The displacement of jobs in certain sectors stands to send unemployment even higher, development economist Ayabonga Cawe warned: “I think we are in the stage of the development of capitalism, globally and here in South Africa, where in order for capital to accumulate, there is no longer a need for warm bodies.”
He added: “If we don’t in some way try and mitigate that type of transition, then we’re going to be in much deeper trouble than we are now.”
But stemming the tide of job displacements may require the government to step in. “How would they regulate it? This is the question. It
goes back to one’s understanding of where the responsibility of government starts and ends … There is a lot of dominant thinking, in economic and public sector circles in South Africa, that government’s role should be more limited. And I think it’s a big problem,” said Cawe.
Michael Power, a strategist at Ninetyone asset management, would not speculate on where South Africa’s economy is heading if unemployment continues to climb “because it is too dark”.
The country’s unemployment crisis “is so bad that it doesn’t actually have an adjective”, Power said, noting that, according to national treasury data, 46% of the entire population currently relies on social grants.
South Africa’s economy, Power said, is split into a first-world and a developing economy. “By far and away the majority of people are in the developing economy. But policy is by and large not geared to them except by way of the grant system. The grant system is just a process by which the first-world economy in South Africa subsidises the inability of the developing country economy to create jobs.”
Power has previously argued that South Africa’s labour pool is uncompetitive and thus unemployable.

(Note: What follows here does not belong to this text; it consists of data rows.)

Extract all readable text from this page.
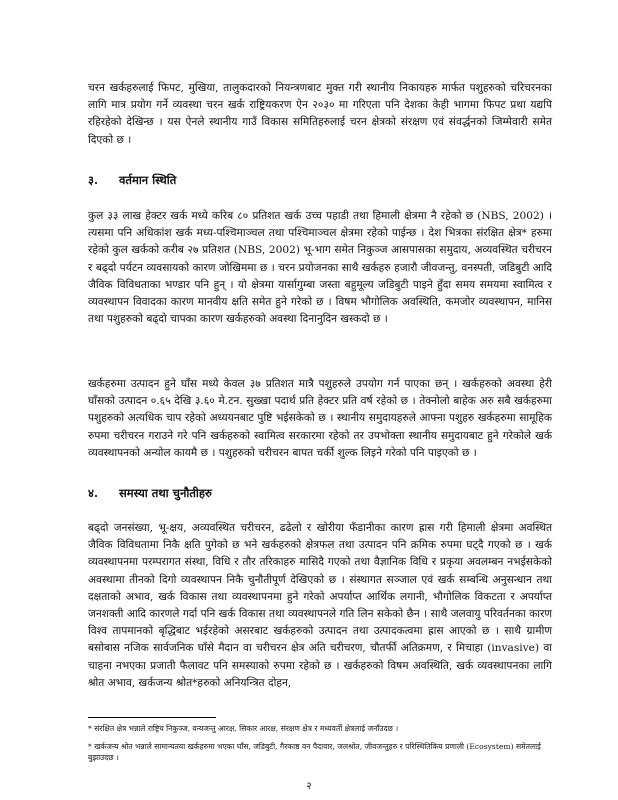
चरन खर्कहरुलाई फिपट, मुखिया, तालुकदारको नियन्त्रणबाट मुक्त गरी स्थानीय निकायहरु मार्फत पशुहरुको चरिचरनका लागि मात्र प्रयोग गर्ने व्यवस्था चरन खर्क राष्ट्रियकरण ऐन २०३० मा गरिएता पनि देशका केही भागमा फिपट प्रथा यद्यपि रहिरहेको देखिन्छ । यस ऐनले स्थानीय गाउँ विकास समितिहरुलाई चरन क्षेत्रको संरक्षण एवं संवर्द्धनको जिम्मेवारी समेत दिएको छ ।

३. वर्तमान स्थिति

कुल ३३ लाख हेक्टर खर्क मध्ये करिब ८० प्रतिशत खर्क उच्च पहाडी तथा हिमाली क्षेत्रमा नै रहेको छ (NBS, 2002) । त्यसमा पनि अधिकांश खर्क मध्य-पश्चिमाञ्चल तथा पश्चिमाञ्चल क्षेत्रमा रहेको पाईन्छ । देश भित्रका संरक्षित क्षेत्र* हरुमा रहेको कुल खर्कको करीब २७ प्रतिशत (NBS, 2002) भू-भाग समेत निकुञ्ज आसपासका समुदाय, अव्यवस्थित चरीचरन र बढ्दो पर्यटन व्यवसायको कारण जोखिममा छ । चरन प्रयोजनका साथै खर्कहरु हजारौ जीवजन्तु, वनस्पती, जडिबुटी आदि जैविक विविधताका भण्डार पनि हुन् । यो क्षेत्रमा यार्सागुम्बा जस्ता बहुमूल्य जडिबुटी पाइने हुँदा समय समयमा स्वामित्व र व्यवस्थापन विवादका कारण मानवीय क्षति समेत हुने गरेको छ । विषम भौगोलिक अवस्थिति, कमजोर व्यवस्थापन, मानिस तथा पशुहरुको बढ्दो चापका कारण खर्कहरुको अवस्था दिनानुदिन खस्कदो छ ।

खर्कहरुमा उत्पादन हुने घाँस मध्ये केवल ३७ प्रतिशत मात्रै पशुहरुले उपयोग गर्न पाएका छन् । खर्कहरुको अवस्था हेरी घाँसको उत्पादन ०.६५ देखि ३.६० मे.टन. सुख्खा पदार्थ प्रति हेक्टर प्रति वर्ष रहेको छ । तेक्नोलो बाहेक अरु सबै खर्कहरुमा पशुहरुको अत्यधिक चाप रहेको अध्ययनबाट पुष्टि भईसकेको छ । स्थानीय समुदायहरुले आफ्ना पशुहरु खर्कहरुमा सामूहिक रुपमा चरीचरन गराउने गरे पनि खर्कहरुको स्वामित्व सरकारमा रहेको तर उपभोक्ता स्थानीय समुदायबाट हुने गरेकोले खर्क व्यवस्थापनको अन्योल कायमै छ । पशुहरुको चरीचरन बापत चर्की शुल्क लिइने गरेको पनि पाइएको छ ।

४. समस्या तथा चुनौतीहरु

बढ्दो जनसंख्या, भू-क्षय, अव्यवस्थित चरीचरन, ढढेलो र खोरीया फँडानीका कारण ह्रास गरी हिमाली क्षेत्रमा अवस्थित जैविक विविधतामा निकै क्षति पुगेको छ भने खर्कहरुको क्षेत्रफल तथा उत्पादन पनि क्रमिक रुपमा घट्दै गएको छ । खर्क व्यवस्थापनमा परम्परागत संस्था, विधि र तौर तरिकाहरु मासिदै गएको तथा वैज्ञानिक विधि र प्रकृया अवलम्बन नभईसकेको अवस्थामा तीनको दिगो व्यवस्थापन निकै चुनौतीपूर्ण देखिएको छ । संस्थागत सञ्जाल एवं खर्क सम्बन्धि अनुसन्धान तथा दक्षताको अभाव, खर्क विकास तथा व्यवस्थापनमा हुने गरेको अपर्याप्त आर्थिक लगानी, भौगोलिक विकटता र अपर्याप्त जनशक्ती आदि कारणले गर्दा पनि खर्क विकास तथा व्यवस्थापनले गति लिन सकेको छैन । साथै जलवायु परिवर्तनका कारण विश्व तापमानको बृद्धिबाट भईरहेको असरबाट खर्कहरुको उत्पादन तथा उत्पादकत्वमा ह्रास आएको छ । साथै ग्रामीण बसोबास नजिक सार्वजनिक घाँसे मैदान वा चरीचरन क्षेत्र अति चरीचरण, चौतर्फी अतिक्रमण, र मिचाहा (invasive) वा चाहना नभएका प्रजाती फैलावट पनि समस्याको रुपमा रहेको छ । खर्कहरुको विषम अवस्थिति, खर्क व्यवस्थापनका लागि श्रोत अभाव, खर्कजन्य श्रोत*हरुको अनियन्त्रित दोहन,

* संरक्षित क्षेत्र भन्नाले राष्ट्रिय निकुञ्ज, वन्यजन्तु आरक्ष, सिकार आरक्ष, संरक्षण क्षेत्र र मध्यवर्ती क्षेत्रलाई जनाँउदछ ।

* खर्कजन्य श्रोत भन्नाले सामान्यतया खर्कहरुमा भएका घाँस, जडिबुटी, गैरकाष्ठ वन पैदावार, जलश्रोत, जीवजन्तुहरु र परिस्थितिकिय प्रणाली (Ecosystem) समेतलाई बुझाउदछ ।

२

The price of wages, measured in the South African rand, is too high compared to its primary competitors in Asia. Devaluing the rand would make it more competitive, boosting growth and employment.
“If you have $100-million, who is going to invest in South Africa when you have to pay your workforce twice as much as what you would have to pay if you invested in Bangladesh? Capitalists want to make profits,” Power said this week.

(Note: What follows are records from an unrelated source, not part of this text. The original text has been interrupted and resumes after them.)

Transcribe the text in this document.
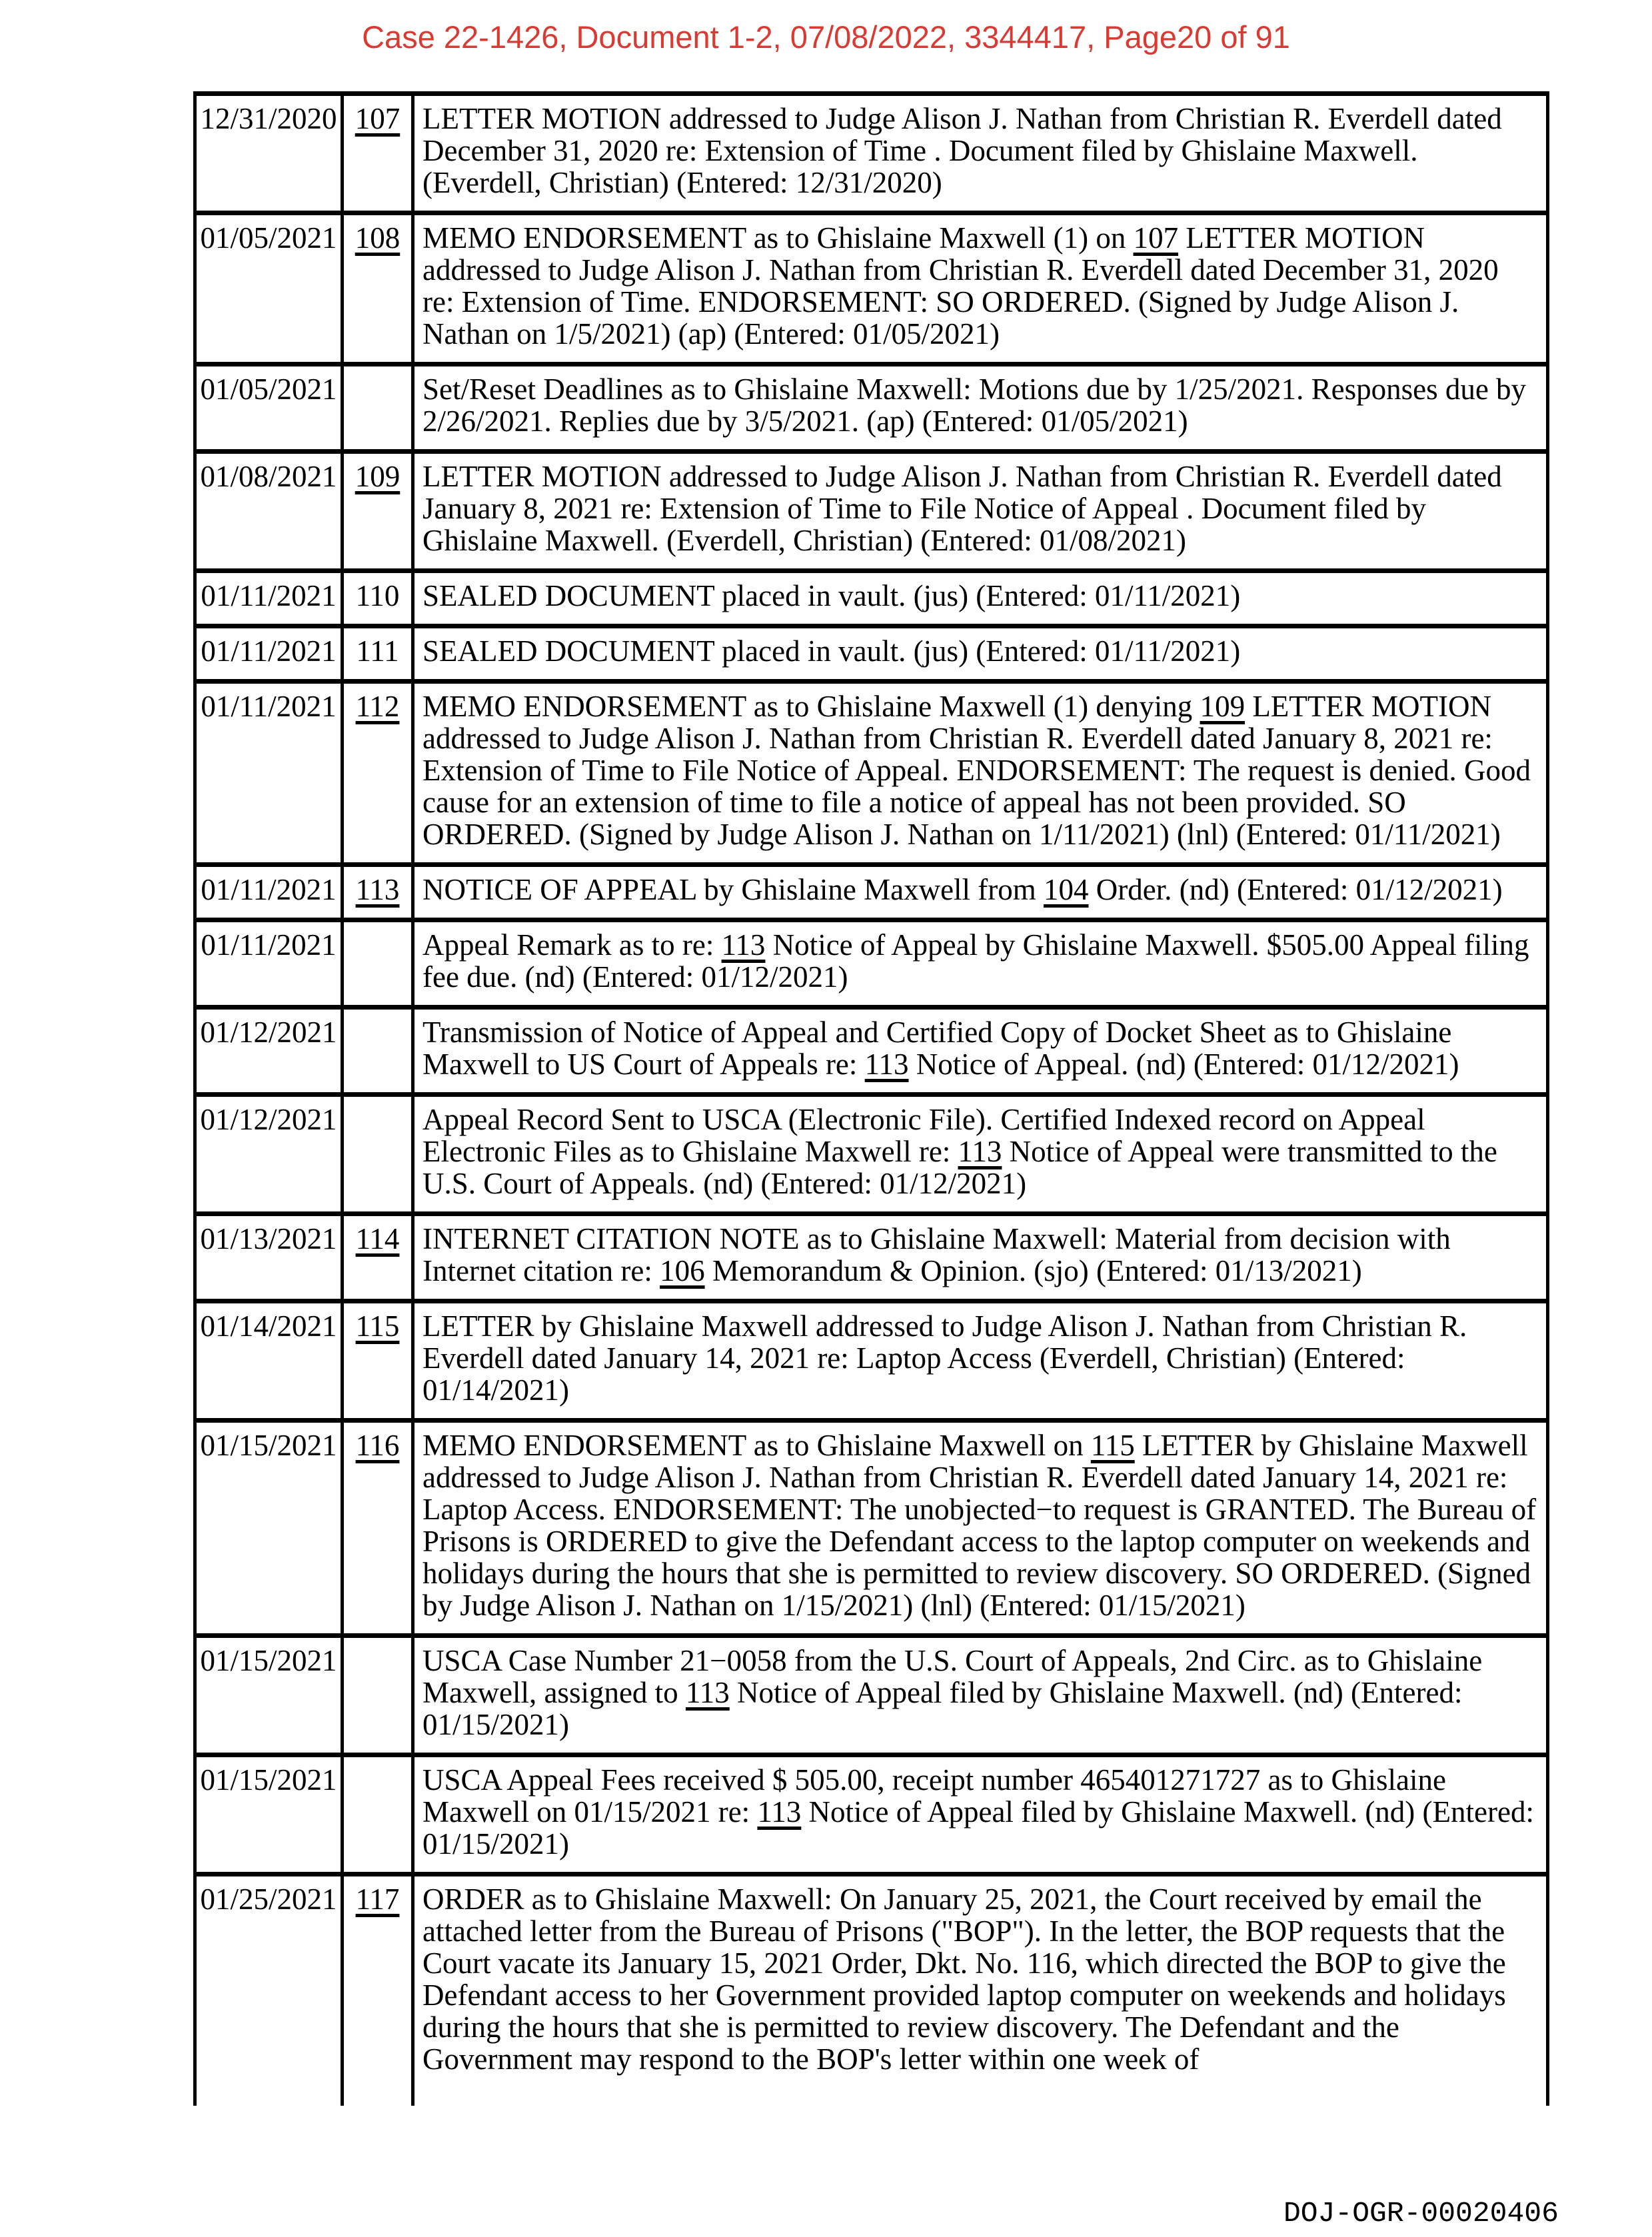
Case 22-1426, Document 1-2, 07/08/2022, 3344417, Page20 of 91
12/31/2020	107	LETTER MOTION addressed to Judge Alison J. Nathan from Christian R. Everdell dated December 31, 2020 re: Extension of Time . Document filed by Ghislaine Maxwell. (Everdell, Christian) (Entered: 12/31/2020)
01/05/2021	108	MEMO ENDORSEMENT as to Ghislaine Maxwell (1) on 107 LETTER MOTION addressed to Judge Alison J. Nathan from Christian R. Everdell dated December 31, 2020 re: Extension of Time. ENDORSEMENT: SO ORDERED. (Signed by Judge Alison J. Nathan on 1/5/2021) (ap) (Entered: 01/05/2021)
01/05/2021		Set/Reset Deadlines as to Ghislaine Maxwell: Motions due by 1/25/2021. Responses due by 2/26/2021. Replies due by 3/5/2021. (ap) (Entered: 01/05/2021)
01/08/2021	109	LETTER MOTION addressed to Judge Alison J. Nathan from Christian R. Everdell dated January 8, 2021 re: Extension of Time to File Notice of Appeal . Document filed by Ghislaine Maxwell. (Everdell, Christian) (Entered: 01/08/2021)
01/11/2021	110	SEALED DOCUMENT placed in vault. (jus) (Entered: 01/11/2021)
01/11/2021	111	SEALED DOCUMENT placed in vault. (jus) (Entered: 01/11/2021)
01/11/2021	112	MEMO ENDORSEMENT as to Ghislaine Maxwell (1) denying 109 LETTER MOTION addressed to Judge Alison J. Nathan from Christian R. Everdell dated January 8, 2021 re: Extension of Time to File Notice of Appeal. ENDORSEMENT: The request is denied. Good cause for an extension of time to file a notice of appeal has not been provided. SO ORDERED. (Signed by Judge Alison J. Nathan on 1/11/2021) (lnl) (Entered: 01/11/2021)
01/11/2021	113	NOTICE OF APPEAL by Ghislaine Maxwell from 104 Order. (nd) (Entered: 01/12/2021)
01/11/2021		Appeal Remark as to re: 113 Notice of Appeal by Ghislaine Maxwell. $505.00 Appeal filing fee due. (nd) (Entered: 01/12/2021)
01/12/2021		Transmission of Notice of Appeal and Certified Copy of Docket Sheet as to Ghislaine Maxwell to US Court of Appeals re: 113 Notice of Appeal. (nd) (Entered: 01/12/2021)
01/12/2021		Appeal Record Sent to USCA (Electronic File). Certified Indexed record on Appeal Electronic Files as to Ghislaine Maxwell re: 113 Notice of Appeal were transmitted to the U.S. Court of Appeals. (nd) (Entered: 01/12/2021)
01/13/2021	114	INTERNET CITATION NOTE as to Ghislaine Maxwell: Material from decision with Internet citation re: 106 Memorandum & Opinion. (sjo) (Entered: 01/13/2021)
01/14/2021	115	LETTER by Ghislaine Maxwell addressed to Judge Alison J. Nathan from Christian R. Everdell dated January 14, 2021 re: Laptop Access (Everdell, Christian) (Entered: 01/14/2021)
01/15/2021	116	MEMO ENDORSEMENT as to Ghislaine Maxwell on 115 LETTER by Ghislaine Maxwell addressed to Judge Alison J. Nathan from Christian R. Everdell dated January 14, 2021 re: Laptop Access. ENDORSEMENT: The unobjected−to request is GRANTED. The Bureau of Prisons is ORDERED to give the Defendant access to the laptop computer on weekends and holidays during the hours that she is permitted to review discovery. SO ORDERED. (Signed by Judge Alison J. Nathan on 1/15/2021) (lnl) (Entered: 01/15/2021)
01/15/2021		USCA Case Number 21−0058 from the U.S. Court of Appeals, 2nd Circ. as to Ghislaine Maxwell, assigned to 113 Notice of Appeal filed by Ghislaine Maxwell. (nd) (Entered: 01/15/2021)
01/15/2021		USCA Appeal Fees received $ 505.00, receipt number 465401271727 as to Ghislaine Maxwell on 01/15/2021 re: 113 Notice of Appeal filed by Ghislaine Maxwell. (nd) (Entered: 01/15/2021)
01/25/2021	117	ORDER as to Ghislaine Maxwell: On January 25, 2021, the Court received by email the attached letter from the Bureau of Prisons ("BOP"). In the letter, the BOP requests that the Court vacate its January 15, 2021 Order, Dkt. No. 116, which directed the BOP to give the Defendant access to her Government provided laptop computer on weekends and holidays during the hours that she is permitted to review discovery. The Defendant and the Government may respond to the BOP's letter within one week of
DOJ-OGR-00020406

The vast majority of South African economists are schooled in the West’s way of thinking, Power said. “And all they do is hope people will invest, without actually realising that no sensible person is going to invest in South Africa when they can invest the same amount of money in Bangladesh and get more for it. It’s not rocket science. That’s the tragedy.”
Neil Coleman, co-founder and senior policy specialist at the Institute For Economic Justice, said pronouncements that South Africa is an unviable society “are not overly dramatic”.
“The situation is explosive. The worrying thing is that since July people are again putting their heads in the sand and talking about interventions like structural reform, which are merely tinkering around the edges,” Coleman said.
“They are under the impression that some sort of incremental progress in these areas is going to address this crisis, such as treasury’s structural reform proposals, which on their own projections will create a mere 100 000 jobs a year — less than the annual number of new entrants to the labour market. It’s not. We are heading towards another explosion, unless we do something bold to change course.”
South Africans need rapid, high impact interventions to deal with the immediate crisis, like a universal basic income grant combined with a fiscal and monetary stimulus, Coleman argued. “Do we have a plan along those lines? It is quite clear that we don’t. Because the ideological, dogmatic adherence to austerity, and hysteria around debt, are preventing us from putting in place some of these measures, using the various tools that are available to us.”